Teacher/Instructor Norm Prokup
Norm Prokup

Cornell University
PhD. in Mathematics

Norm was 4th at the 2004 USA Weightlifting Nationals! He still trains and competes occasionally, despite his busy schedule.

I want to graph a transformation of the inverse of the tangent function. Let’s graph y equals negative inverse tangent x plus pi over 2. Now whenever you’re doing a transformation graph, you want to have some key points that you can use in your transformation and if you’re not 100% sure of what points to use, remember that the inverse tangent function is the inverse of the restricted tangent function.

Let’s take a look at some points here. These three points of the tangent function are the ones we would use if we were graphing a transformation of tangent. They are negative pi over 4, -1, here 0,0 here and here we have pi over 4,1. For inverse tangent I would use the interchange of these. You switch the x and the y coordinates, so I’d get negative 1, negative pi over 4, again 0, 0 and 1, pi over 4.

The other thing I have to keep track of because I’m basically transforming this blue graph are its two horizontal asymptotes. It’s the asymptote at y is equals pi over 2 and y equals negative pi over 2. I can apply the transformations to those, those asymptotes as well. So we’ve got negative inverse tangent x plus pi over 2.

Now what kinds of transformations do these numbers represent? The -1 represents a reflection across the x axis. And to get that I take these y values and I multiply them by -1 and the plus pi over 2 represents a shift upwards by pi over 2 units and I can get that by adding pi over 2 to the result. I take each of these numbers, multiply by -1 and then add pi over 2. Let’s do that. So negative pi over 4 times negative one is pi over 4 plus pi over 2 is 3 pi over 4. Times -1 plus pi over 2 is pi over 2. Times -1 plus pi over 2 is pi over 4. And when you look at this function, there’s no actual horizontal transformation going on, so the x values will be unaffected.

So I just translate these over, -1, zero and 1. This gives me three points that I can plot for my new transformed function. Negative one, 3/4pi, zero pi over 2 and 1 pi over 4. Let’s plot those.

Negative 1,3 pi over 4 would go about here, 0,pi over 2 and 1 pi over 4. Now what happens to the asymptotes?
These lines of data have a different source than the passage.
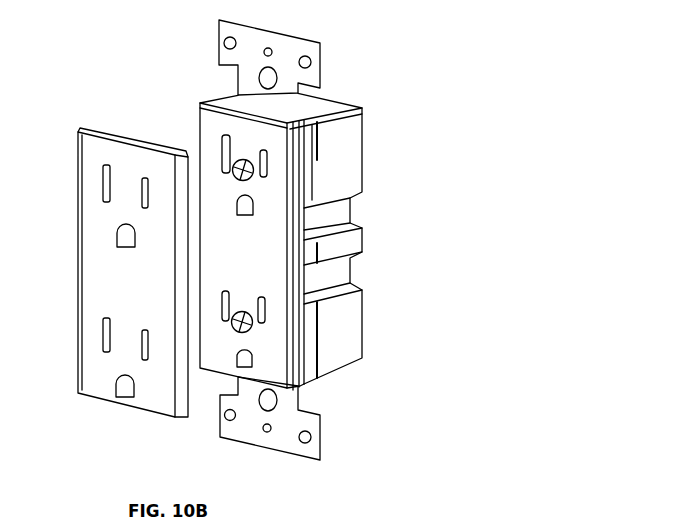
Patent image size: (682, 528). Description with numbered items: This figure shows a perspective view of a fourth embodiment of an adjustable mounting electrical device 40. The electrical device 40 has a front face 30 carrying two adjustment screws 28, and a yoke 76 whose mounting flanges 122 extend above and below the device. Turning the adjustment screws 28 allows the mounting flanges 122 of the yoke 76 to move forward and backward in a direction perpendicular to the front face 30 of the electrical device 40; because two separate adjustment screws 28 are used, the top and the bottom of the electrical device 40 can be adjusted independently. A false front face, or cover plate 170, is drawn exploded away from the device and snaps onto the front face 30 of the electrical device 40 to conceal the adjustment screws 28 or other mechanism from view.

The adjustment screws 28 is at (177, 203).
The front face 30 is at (212, 128).
The electrical device 40 is at (316, 162).
The yoke 76 is at (342, 63).
The mounting flanges 122 is at (356, 240).
The cover plate 170 is at (95, 283).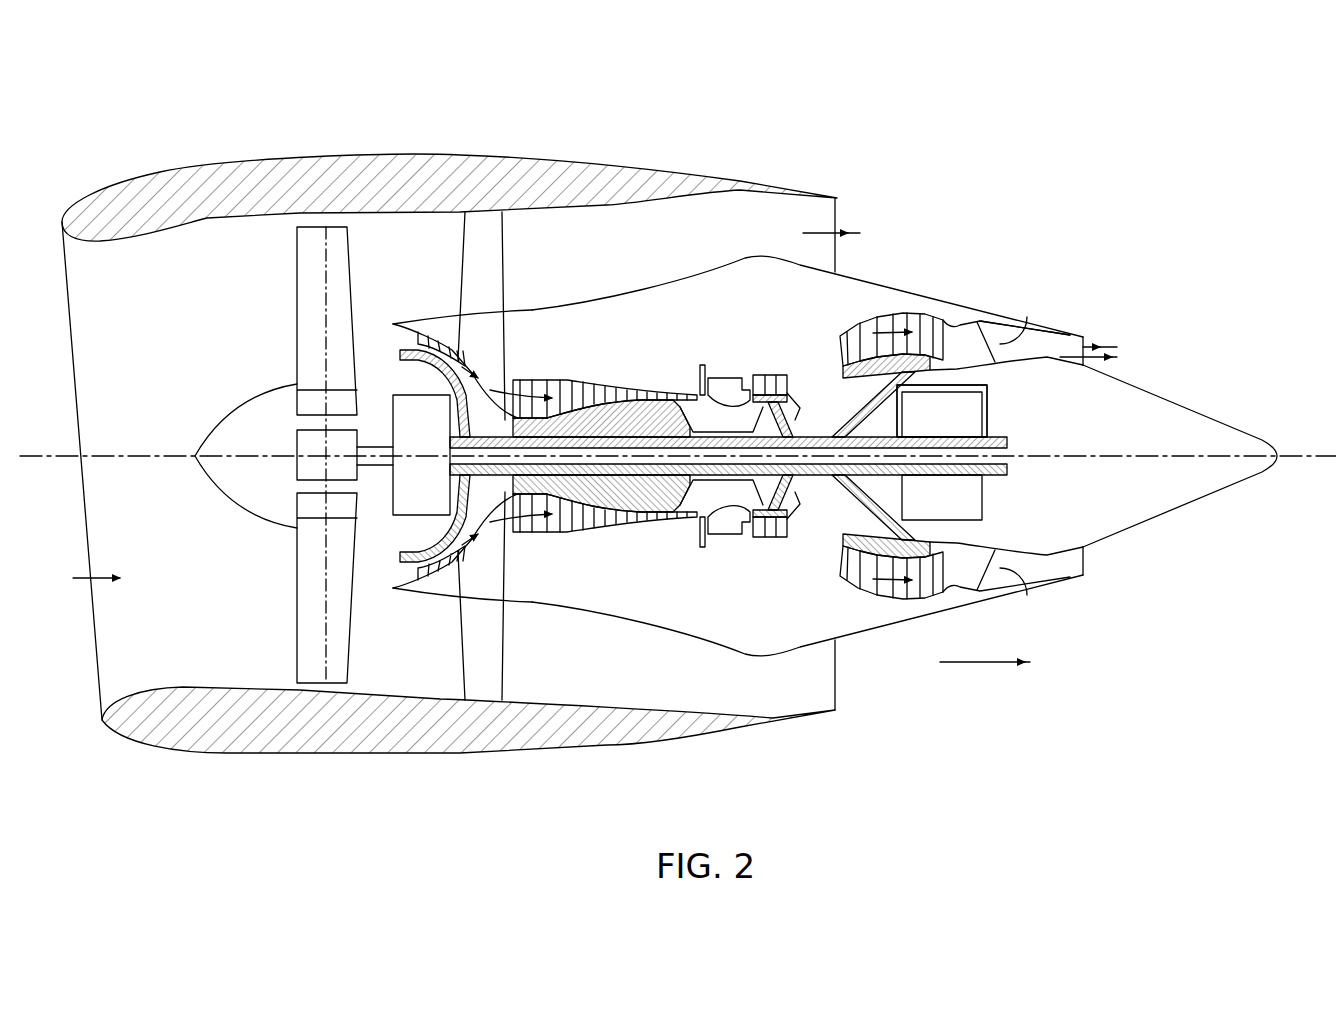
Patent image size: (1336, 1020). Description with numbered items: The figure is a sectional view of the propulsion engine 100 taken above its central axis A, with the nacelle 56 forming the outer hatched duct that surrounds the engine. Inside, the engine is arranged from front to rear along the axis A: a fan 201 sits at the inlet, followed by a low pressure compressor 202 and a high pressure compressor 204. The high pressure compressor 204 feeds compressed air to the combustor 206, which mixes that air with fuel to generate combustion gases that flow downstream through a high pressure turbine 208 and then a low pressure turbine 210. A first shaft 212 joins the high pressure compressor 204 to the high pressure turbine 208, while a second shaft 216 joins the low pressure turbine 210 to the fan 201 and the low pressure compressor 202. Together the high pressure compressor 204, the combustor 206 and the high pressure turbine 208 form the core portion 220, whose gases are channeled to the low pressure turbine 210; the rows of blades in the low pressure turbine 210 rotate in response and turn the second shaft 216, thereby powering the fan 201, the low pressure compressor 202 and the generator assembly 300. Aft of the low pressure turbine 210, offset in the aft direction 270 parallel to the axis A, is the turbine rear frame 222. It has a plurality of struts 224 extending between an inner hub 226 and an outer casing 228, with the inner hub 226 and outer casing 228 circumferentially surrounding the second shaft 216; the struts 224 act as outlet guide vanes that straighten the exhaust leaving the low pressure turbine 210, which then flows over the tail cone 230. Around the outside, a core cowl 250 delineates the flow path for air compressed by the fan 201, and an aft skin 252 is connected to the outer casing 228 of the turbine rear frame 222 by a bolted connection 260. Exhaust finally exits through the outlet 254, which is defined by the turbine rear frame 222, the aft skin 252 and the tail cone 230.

The propulsion engine 100 is at (87, 143).
The nacelle 56 is at (690, 171).
The fan 201 is at (306, 303).
The low pressure compressor 202 is at (389, 325).
The high pressure compressor 204 is at (585, 383).
The combustor 206 is at (698, 380).
The high pressure turbine 208 is at (758, 372).
The low pressure turbine 210 is at (843, 336).
The first shaft 212 is at (772, 418).
The second shaft 216 is at (1010, 440).
The core portion 220 is at (692, 538).
The turbine rear frame 222 is at (960, 320).
The struts 224 is at (1023, 320).
The inner hub 226 is at (976, 540).
The outer casing 228 is at (960, 585).
The tail cone 230 is at (1218, 416).
The core cowl 250 is at (887, 272).
The aft skin 252 is at (1083, 336).
The outlet 254 is at (1092, 347).
The bolted connection 260 is at (984, 320).
The aft direction 270 is at (986, 666).
The generator assembly 300 is at (1000, 420).
The central axis A is at (1297, 455).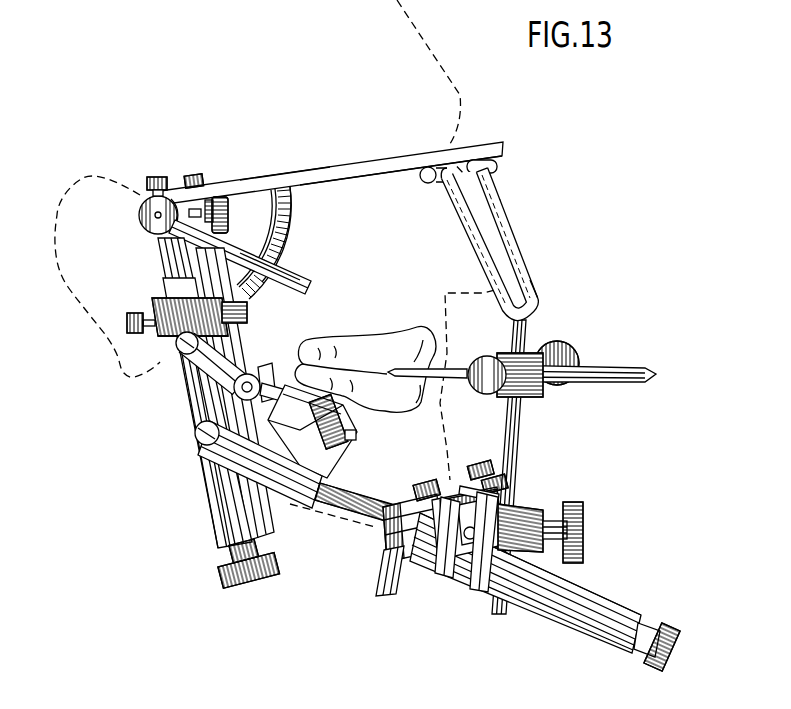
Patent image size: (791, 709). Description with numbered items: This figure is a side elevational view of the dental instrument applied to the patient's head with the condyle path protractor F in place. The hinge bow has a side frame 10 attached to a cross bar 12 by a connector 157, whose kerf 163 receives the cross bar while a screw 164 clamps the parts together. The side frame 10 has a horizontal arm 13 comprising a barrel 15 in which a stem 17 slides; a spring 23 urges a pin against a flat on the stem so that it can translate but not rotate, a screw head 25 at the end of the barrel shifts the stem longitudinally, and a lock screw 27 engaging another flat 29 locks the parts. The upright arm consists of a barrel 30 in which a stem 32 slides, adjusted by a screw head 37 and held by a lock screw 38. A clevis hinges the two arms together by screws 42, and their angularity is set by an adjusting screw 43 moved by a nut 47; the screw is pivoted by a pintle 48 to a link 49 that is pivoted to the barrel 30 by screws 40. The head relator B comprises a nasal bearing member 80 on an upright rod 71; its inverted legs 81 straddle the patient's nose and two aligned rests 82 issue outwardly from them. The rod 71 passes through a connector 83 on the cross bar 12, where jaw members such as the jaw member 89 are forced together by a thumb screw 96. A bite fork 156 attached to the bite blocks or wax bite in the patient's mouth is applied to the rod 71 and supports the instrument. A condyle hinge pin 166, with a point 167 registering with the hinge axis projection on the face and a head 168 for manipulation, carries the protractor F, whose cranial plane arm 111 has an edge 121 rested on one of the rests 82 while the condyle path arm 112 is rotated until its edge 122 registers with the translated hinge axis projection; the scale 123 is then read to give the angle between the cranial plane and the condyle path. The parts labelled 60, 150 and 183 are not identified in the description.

The side frame 10 is at (597, 623).
The cross bar 12 is at (453, 507).
The horizontal arm 13 is at (360, 512).
The barrel 15 is at (547, 600).
The stem 17 is at (333, 487).
The spring 23 is at (387, 594).
The screw head 25 is at (668, 654).
The lock screw 27 is at (418, 480).
The flat 29 is at (409, 518).
The barrel 30 is at (213, 487).
The stem 32 is at (168, 287).
The screw head 37 is at (242, 582).
The lock screw 38 is at (137, 328).
The screws 40 is at (173, 352).
The screws 42 is at (193, 432).
The adjusting screw 43 is at (273, 397).
The nut 47 is at (343, 417).
The pintle 48 is at (250, 380).
The link 49 is at (217, 368).
The locking knob 60 is at (157, 177).
The upright or rod 71 is at (520, 435).
The nasal bearing member 80 is at (530, 305).
The inverted legs 81 is at (512, 253).
The rests 82 is at (439, 183).
The connector 83 is at (533, 507).
The jaw member 89 is at (487, 387).
The thumb screw 96 is at (583, 525).
The cranial plane arm 111 is at (383, 160).
The condyle path arm 112 is at (307, 288).
The edge 121 is at (389, 173).
The edge 122 is at (296, 266).
The scale 123 is at (288, 205).
The graduated sector 150 is at (288, 237).
The bite fork 156 is at (420, 345).
The connector 157 is at (472, 590).
The kerf 163 is at (450, 576).
The screw 164 is at (492, 470).
The condyle hinge pin 166 is at (228, 213).
The point 167 is at (191, 209).
The head 168 is at (222, 197).
The pointer shaft 183 is at (533, 383).
The head relator B is at (540, 283).
The condyle path protractor F is at (262, 176).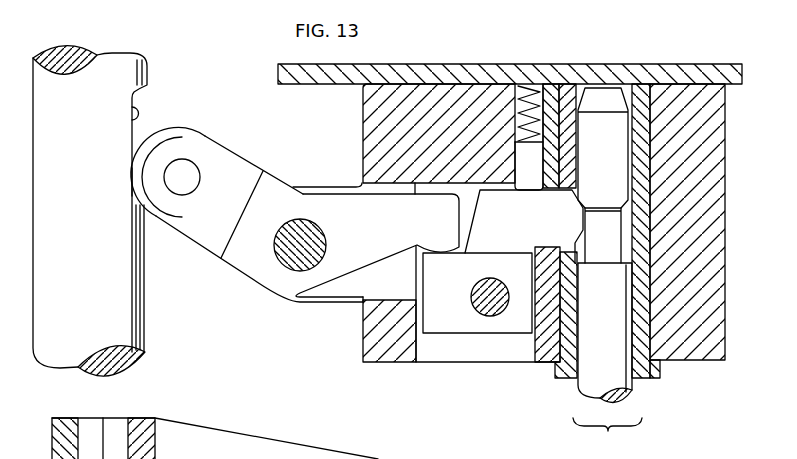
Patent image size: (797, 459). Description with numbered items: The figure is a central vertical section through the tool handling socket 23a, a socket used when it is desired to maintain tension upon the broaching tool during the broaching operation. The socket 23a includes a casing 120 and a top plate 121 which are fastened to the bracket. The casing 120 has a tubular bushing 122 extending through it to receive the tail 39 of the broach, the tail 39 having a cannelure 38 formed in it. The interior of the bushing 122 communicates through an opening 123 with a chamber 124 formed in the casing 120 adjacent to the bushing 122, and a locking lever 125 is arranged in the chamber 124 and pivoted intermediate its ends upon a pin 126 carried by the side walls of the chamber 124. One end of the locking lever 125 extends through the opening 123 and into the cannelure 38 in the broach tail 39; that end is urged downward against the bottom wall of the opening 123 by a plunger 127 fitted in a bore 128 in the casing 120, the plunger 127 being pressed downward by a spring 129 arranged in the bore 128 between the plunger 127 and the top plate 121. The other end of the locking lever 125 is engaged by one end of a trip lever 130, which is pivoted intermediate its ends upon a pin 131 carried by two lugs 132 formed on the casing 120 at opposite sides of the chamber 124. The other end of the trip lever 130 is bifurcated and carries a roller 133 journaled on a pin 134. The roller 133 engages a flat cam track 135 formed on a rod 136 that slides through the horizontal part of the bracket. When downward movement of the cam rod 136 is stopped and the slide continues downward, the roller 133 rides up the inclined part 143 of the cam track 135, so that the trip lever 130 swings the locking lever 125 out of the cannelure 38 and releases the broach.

Well I can apply all the transformations I applied to these y values to the asymptotes as well because they’re y values as well. So I multiply these by -1 which basically reverses them and then I add pi over 2. So this first one becomes times -1 gives me negative pi over 2 plus pi over 2 gives me y equals zero. Times -1 gives me pi over 2 plus pi over 2 gives me y equals pi. These are my two new asymptotes. Let me plot those. Y equals pi and y equals 0. And now I’m ready to finish the graph. Don’t forget to show your asymptotic behavior.

Now this is the graph of y equals negative inverse tangent x plus pi over 2 and the reason this graph is so interesting is that it's actually identical to inverse cotangent. Which suggests the identity; inverse cotangent x equals negative inverse tangent x plus pi over 2. This identity is actually related to the co-function identity for the tangent and cotangent.